Visualizations in {numref}`cos-sim-net-pattern-fig` show more regular waveforms in the alpha and beta-frequency ranges with higher association for the healthy class and more waveforms in other frequency ranges and less regular waveforms with higher association for the pathological class. As examples for the healthy class, plots 1 and 3 show oscillations with a strong alpha component and plots 15-17 show oscillations with strong beta components. For the pathological class, we see slower oscillations, e.g., in plots 53 and 60, and also more irregular waveforms in, e.g., plots 49 and 52.

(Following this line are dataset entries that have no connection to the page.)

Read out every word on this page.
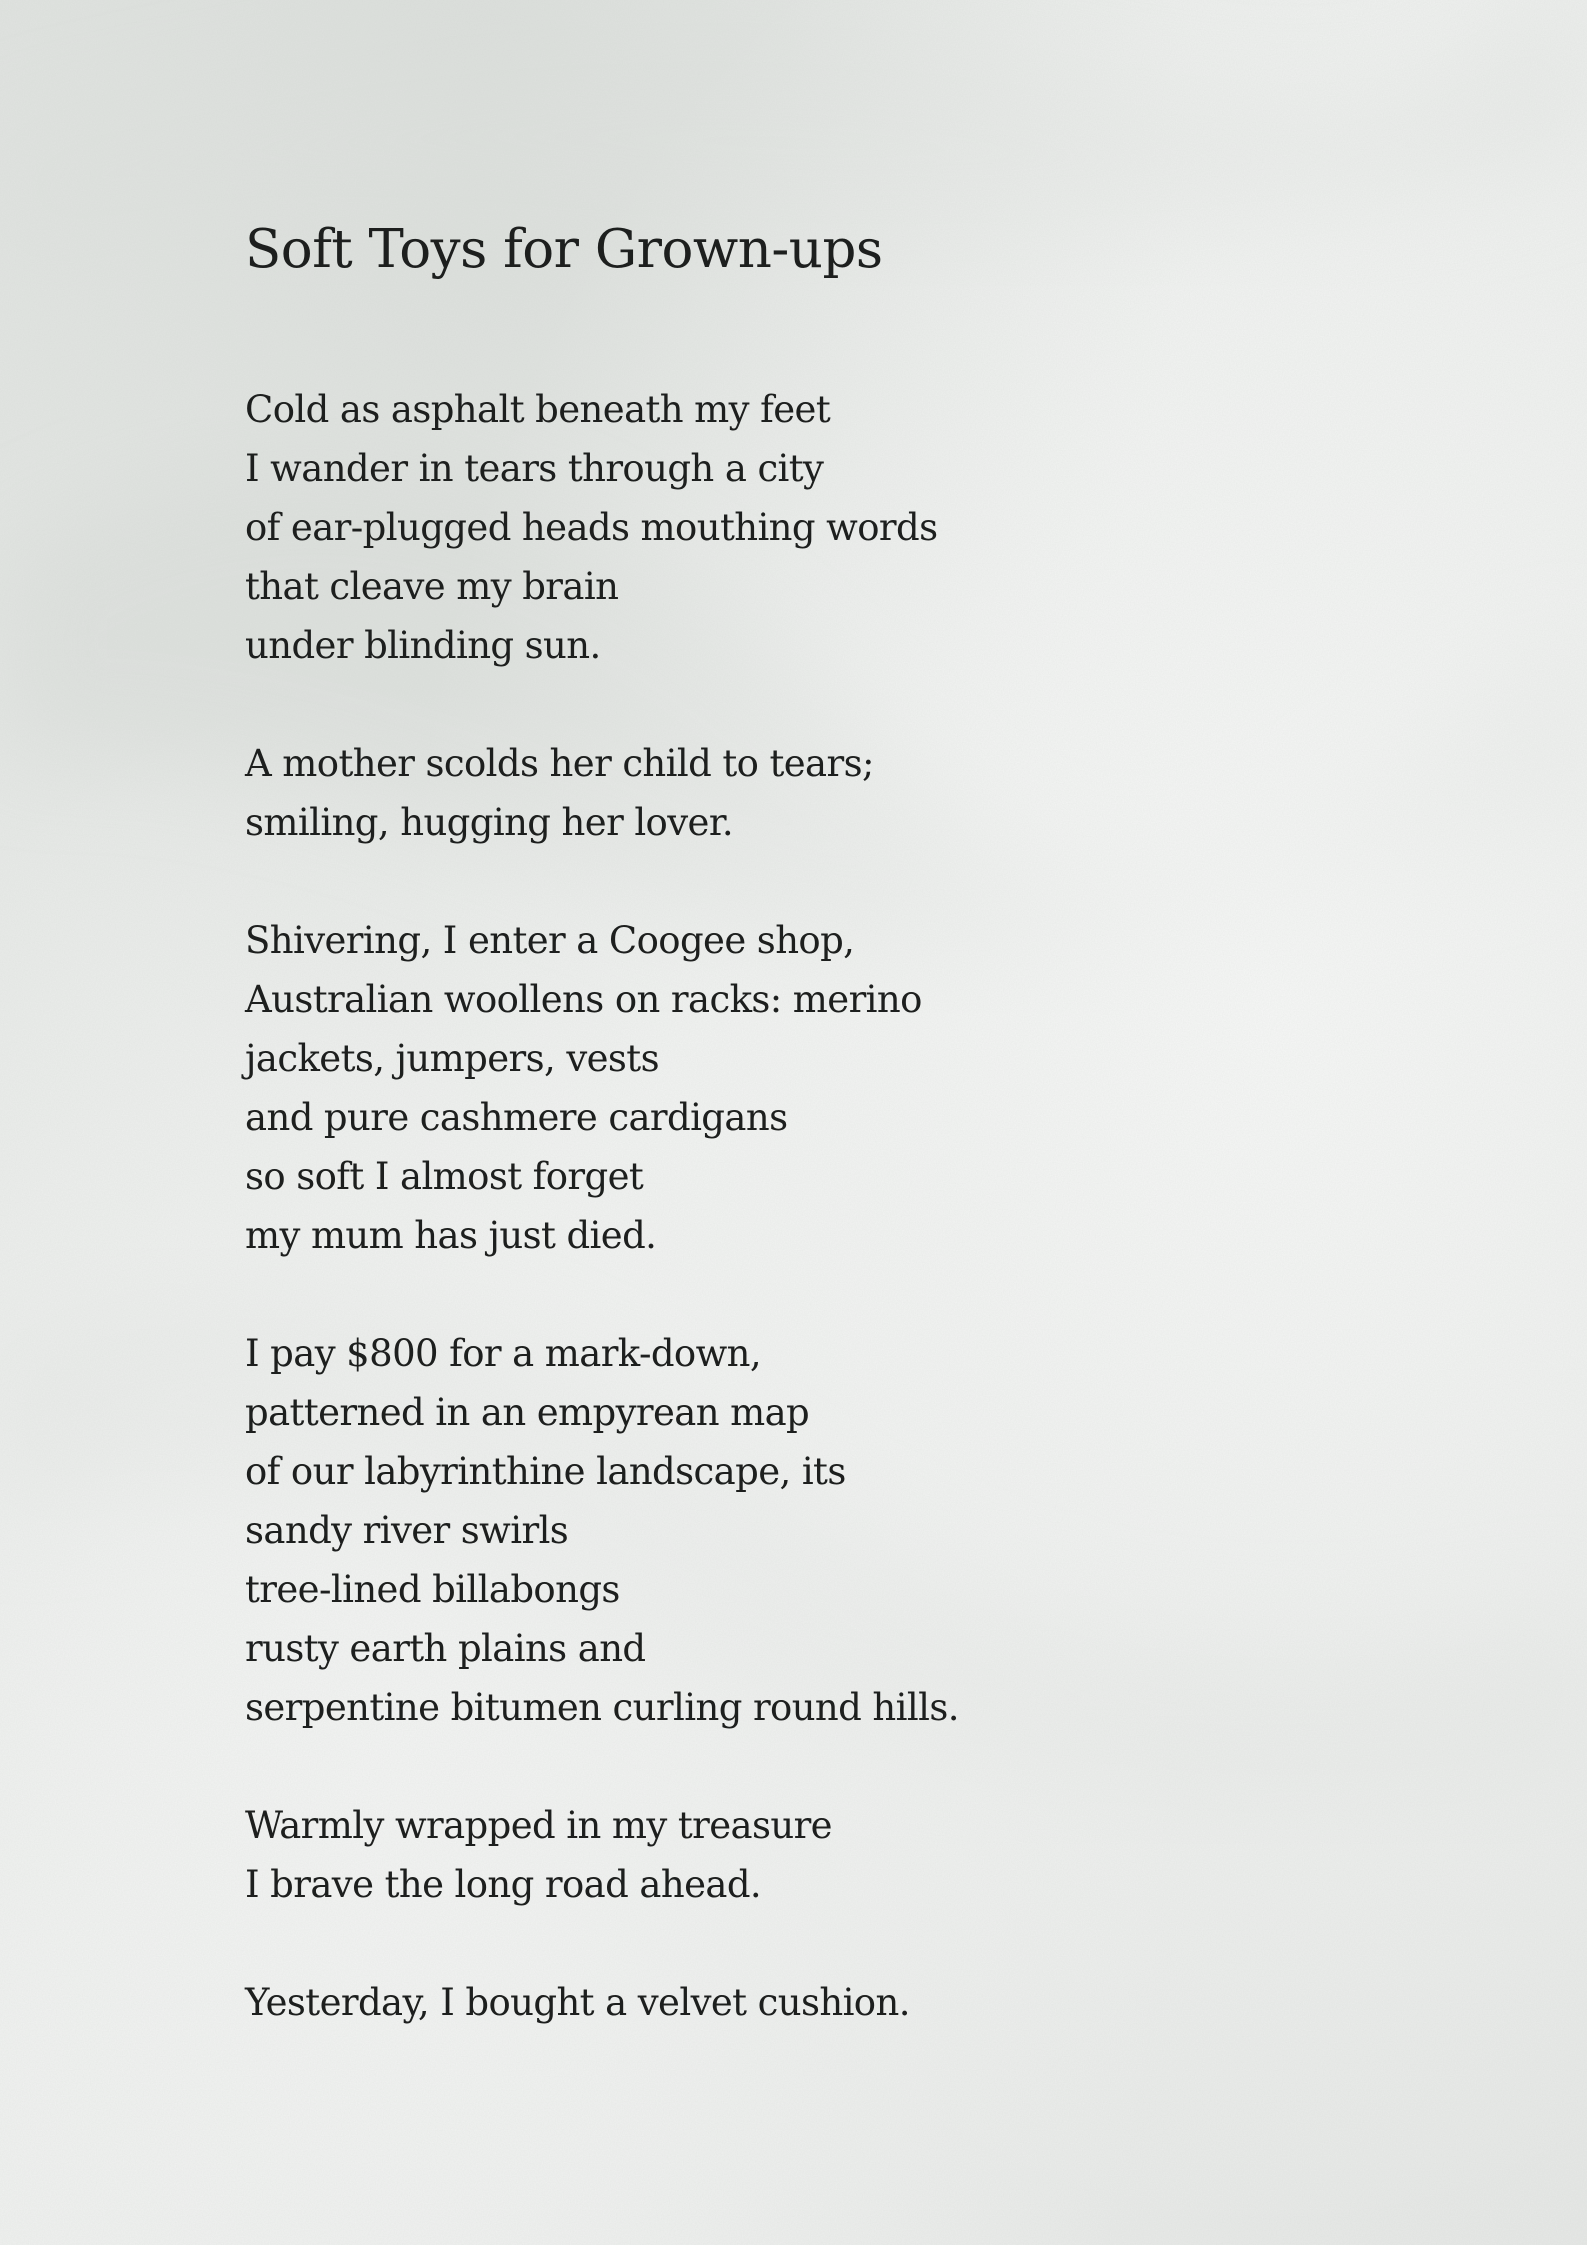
Soft Toys for Grown-ups
Cold as asphalt beneath my feet
I wander in tears through a city
of ear-plugged heads mouthing words
that cleave my brain
under blinding sun.
A mother scolds her child to tears;
smiling, hugging her lover.
Shivering, I enter a Coogee shop,
Australian woollens on racks: merino
jackets, jumpers, vests
and pure cashmere cardigans
so soft I almost forget
my mum has just died.
I pay $800 for a mark-down,
patterned in an empyrean map
of our labyrinthine landscape, its
sandy river swirls
tree-lined billabongs
rusty earth plains and
serpentine bitumen curling round hills.
Warmly wrapped in my treasure
I brave the long road ahead.
Yesterday, I bought a velvet cushion.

## Investigation of Very Low Frequencies

One surprising observation from the visualizations are differences in the very low frequencies (<0.5 Hz) between the two class prototypes. For example, the very different mean values in the class prototypes for FP1 and FP2 suggest very low frequency information differs between the two classes on those electrodes. These kinds of differences motivated us to more deeply investigate in how far  very low frequency information is predictive of pathology.

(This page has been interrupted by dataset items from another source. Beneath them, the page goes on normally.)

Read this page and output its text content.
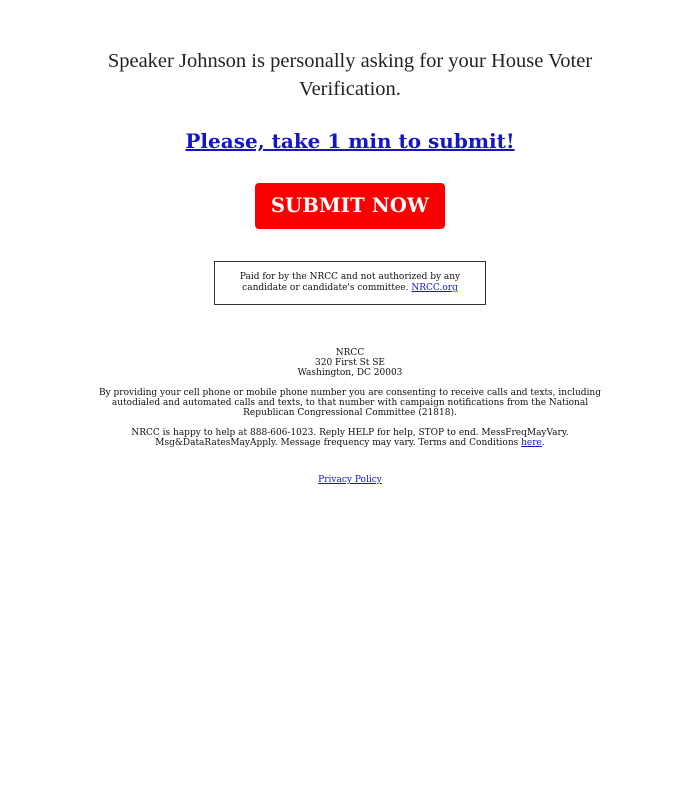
Speaker Johnson is personally asking for your House Voter Verification.

Please, take 1 min to submit!

SUBMIT NOW
Paid for by the NRCC and not authorized by any candidate or candidate's committee. NRCC.org

NRCC
320 First St SE
Washington, DC 20003

By providing your cell phone or mobile phone number you are consenting to receive calls and texts, including autodialed and automated calls and texts, to that number with campaign notifications from the National Republican Congressional Committee (21818).

NRCC is happy to help at 888-606-1023. Reply HELP for help, STOP to end. MessFreqMayVary. Msg&DataRatesMayApply. Message frequency may vary. Terms and Conditions here.

Privacy Policy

```{table} Accuracy on data lowpassed below 0.5 H.
:name: table-tuh-low-freq-accuracy

|EEG-InvNet|EEG-CosNet|Fourier-GMM|
|-|-|-|
|75.4|75.0|75.4|

```

For this, we first trained an invertible network on data lowpassed to be below 0.5 Hz via first removing all Fourier components above 0.5 Hz for both each recording and also each 2-second input window for the network. This retain 75.4% accuracy, indicating even these very low frequencies remain fairly informative about the pathologicality of the recording. We additionally trained the EEG_CosNet with a temporal filter spanning the entire input window length of 2 seconds and found it to retain 75% test accuracy. Finally, we also directly trained a 8-component gaussian mixture model Fourier-GMM in Fourier space as only 3 dimensions per electrode remain (summed value of the input window as well as real and imaginary value of the 0.5-Hz Fourier component). Each of the 8 mixture components also had learnable class weights. The Fourier-GMM also retains 75.4% test accuracy.

![cos-pattern](images/net-lowfreq-prototypes.png)

```{figure} images/net-lowfreq-prototypes.png
---
name: net-low-freq-prototypes-fig
---
Class prototypes for the EEG-InvNet trained on data lowpassed to be below 0.5 Hz.

```

![cos-pattern](images/marginal-chan-low-freq.png)

```{figure} images/marginal-chan-low-freq.png
---
name: marginal-chan-low-freq-fig
---
Per-Electrode Prototypes for EEG-InvNet trained on data lowpassed below 0.5 Hz. Note strongly predictive signals at T3,T4,T6.

```

![cos-pattern](images/cos-sim-net-low-freq-pattern-with-hspace.png)

```{figure} images/cos-sim-net-low-freq-pattern-with-hspace.png
---
name: cos-sim-net-low-freq-pattern-fig
---
Spatiotemporal patterns for EEG-CosNet trained on lowpassed data below 0.5 Hz.

```

::::{subfigure} ABCD|EFGH
:gap: 0px
:name: low-freq-input-space-prototypes-fig
:class-grid: outline
:subcaptions: below

:::{image} images/low-freq-prototypes-0.png
:::

:::{image} images/low-freq-prototypes-1.png
:::

:::{image} images/low-freq-prototypes-2.png
:::

:::{image} images/low-freq-prototypes-3.png
:::

:::{image} images/low-freq-prototypes-4.png
:::

:::{image} images/low-freq-prototypes-5.png
:::

:::{image} images/low-freq-prototypes-6.png
:::

:::{image} images/low-freq-prototypes-7.png
:::


Means of the Fourier-GMM  mixture components shown after inversion into input space.
::::


![cos-pattern](images/low-freq-gmm-prototypes-scaled-per-freq-with-class-color-and-bar.png)

```{figure} images/low-freq-gmm-prototypes-scaled-per-freq-with-class-color-and-bar.png
---
name: fourier-gmm-low-freq-fig
---
Means of the Fourier-GMM mixture components in Fourier space. Scal plots for 0-Hz bin, real and imaginary values of 0.5-Hz bin. Components sorted by pathological class weight, also shown as colored text in top right of each component. Colormaps scaled per plot. Note strong frontal components for mixture components associated with healthy class.

```

Overall, class prototypes show A1 and A1 play a role, per-electrode prototypes show temporal electrodes are relevant, EEG-CosNet and GMM show importance of frontal electrodes. All together, one can hopefully understand.